The nurse should first assess the child's gag reflex and ability to swallow. Once it has been determined that the infant is able to safely ingest the medication orally, the infant should be held in an upright or semi-upright position. The nurse should then gently open the infant's mouth using gentle pressure and the syringe should be placed along the side of the cheek. With the syringe in this position the infant should be allowed to suck while the nurse gently dispenses the medication.

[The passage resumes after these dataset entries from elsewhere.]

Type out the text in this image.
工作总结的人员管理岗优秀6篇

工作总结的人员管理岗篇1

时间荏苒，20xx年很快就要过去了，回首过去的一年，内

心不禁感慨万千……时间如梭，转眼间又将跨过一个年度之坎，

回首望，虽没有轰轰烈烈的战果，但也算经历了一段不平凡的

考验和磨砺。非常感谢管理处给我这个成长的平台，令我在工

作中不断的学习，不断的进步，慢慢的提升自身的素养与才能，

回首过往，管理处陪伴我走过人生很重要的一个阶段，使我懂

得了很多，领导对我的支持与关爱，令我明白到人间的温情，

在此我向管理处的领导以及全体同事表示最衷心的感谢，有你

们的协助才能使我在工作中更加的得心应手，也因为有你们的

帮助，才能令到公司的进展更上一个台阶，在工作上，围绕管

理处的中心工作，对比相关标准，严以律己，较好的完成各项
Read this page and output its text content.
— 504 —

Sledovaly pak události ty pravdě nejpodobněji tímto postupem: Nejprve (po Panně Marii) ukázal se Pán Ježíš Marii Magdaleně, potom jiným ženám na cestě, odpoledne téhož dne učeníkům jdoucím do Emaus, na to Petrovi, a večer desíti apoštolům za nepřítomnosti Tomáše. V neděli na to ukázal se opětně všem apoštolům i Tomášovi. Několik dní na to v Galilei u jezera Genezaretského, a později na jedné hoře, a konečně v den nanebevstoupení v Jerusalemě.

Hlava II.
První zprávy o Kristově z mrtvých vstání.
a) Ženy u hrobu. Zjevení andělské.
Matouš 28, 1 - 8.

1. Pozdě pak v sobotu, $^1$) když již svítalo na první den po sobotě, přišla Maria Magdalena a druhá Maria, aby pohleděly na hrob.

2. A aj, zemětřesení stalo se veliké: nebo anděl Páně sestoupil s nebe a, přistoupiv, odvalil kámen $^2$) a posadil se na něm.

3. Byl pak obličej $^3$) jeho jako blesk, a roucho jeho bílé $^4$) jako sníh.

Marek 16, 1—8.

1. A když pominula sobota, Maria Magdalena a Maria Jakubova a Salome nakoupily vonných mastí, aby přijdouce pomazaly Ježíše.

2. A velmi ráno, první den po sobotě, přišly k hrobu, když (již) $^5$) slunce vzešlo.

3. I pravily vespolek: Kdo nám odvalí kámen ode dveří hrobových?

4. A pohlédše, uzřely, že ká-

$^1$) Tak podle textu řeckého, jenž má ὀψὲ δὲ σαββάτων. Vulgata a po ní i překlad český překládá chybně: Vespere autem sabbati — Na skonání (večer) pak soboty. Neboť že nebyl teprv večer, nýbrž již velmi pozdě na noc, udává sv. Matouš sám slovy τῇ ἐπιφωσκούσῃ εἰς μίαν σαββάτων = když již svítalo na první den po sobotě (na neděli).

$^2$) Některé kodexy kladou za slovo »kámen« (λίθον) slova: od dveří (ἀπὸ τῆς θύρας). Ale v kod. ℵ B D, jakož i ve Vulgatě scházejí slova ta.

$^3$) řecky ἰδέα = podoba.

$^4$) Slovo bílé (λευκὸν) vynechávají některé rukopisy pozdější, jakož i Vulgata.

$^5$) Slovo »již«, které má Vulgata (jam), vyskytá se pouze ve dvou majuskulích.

The nurse receives orders to administer eye drops to a young patient. What is the correct order for the steps involved? Wash hands and don gloves. Gently wipe the child's eye with a sterile gauze pad. Shake the medication. Instill drops into the conjunctival sac.

The nurse should first perform hand hygiene and don gloves. Next the nurse should remove any exudates from the child's eye with a sterile gauze pad. The nurse should use a different pad for each eye and move from the inner to outer canthus when wiping the eye. The suspensions should be mixed well before applying to eye. Finally, the eye drops will be instilled into the conjunctival sac of the child's eye.

An infant is prescribed nasal drops by the primary health care provider. Which actions should the nurse take to ensure proper delivery of the medication? Select all that apply. Hold the infant in a semi-upright position. Use a calm voice to help the infant relax. Obtain assistance in restraining the child. Remove any excess mucus with a bulb syringe. Hold the infant's nose after administration to ensure adequate delivery.

Use a calm voice to help the infant relax. Using a calm voice helps the baby know how to react to a disturbing event and can increase the likelihood that the infant remains still during administration. Obtain assistance in restraining the child. The restraining of a child is not always necessary, but may be necessary if efforts getting the child to cooperate fail. Remove any excess mucus with a bulb syringe. The removal of excess mucus from the nares is essential for preparing an infant to receive nasal medication because it will allow the medication access to the mucus membranes.

The nurse is preparing to administer prescribed oral medication to a 3-month-old patient. How should the nurse administer this medication? Place the infant on his or her back prior to administering medication. Hold the infant with the dominant hand to ensure the child does not move. Using a nipple, wait for the infant to begin sucking before adding the medication. Using a teaspoon, place the medication into the mouth along the side of the cheek.

Using a nipple, wait for the infant to begin sucking before adding the medication. The infant should be encouraged to begin sucking the empty nipple and only afterward should the medication be added. By waiting until the infant is sucking the nurse can ensure that the infant is able to feed.

A nurse receives an order that specifies IV bolus for a medication. What is the first step the nurse should take to administer this medication? Verify the administration rate for the medication. Verify the medication can safely be given as an IV bolus. Verify the medication compatibility with the IV solution being used. Verify the amount of flush needed following administration of the medication.

Verify the medication can safely be given as an IV bolus. The first step the nurse should take is to verify that the medication can be safely administered as an IV bolus. Some medications delivered via IV can be delivered as a bolus or intermittent infusion. It is important that the nurse verify the method of administration.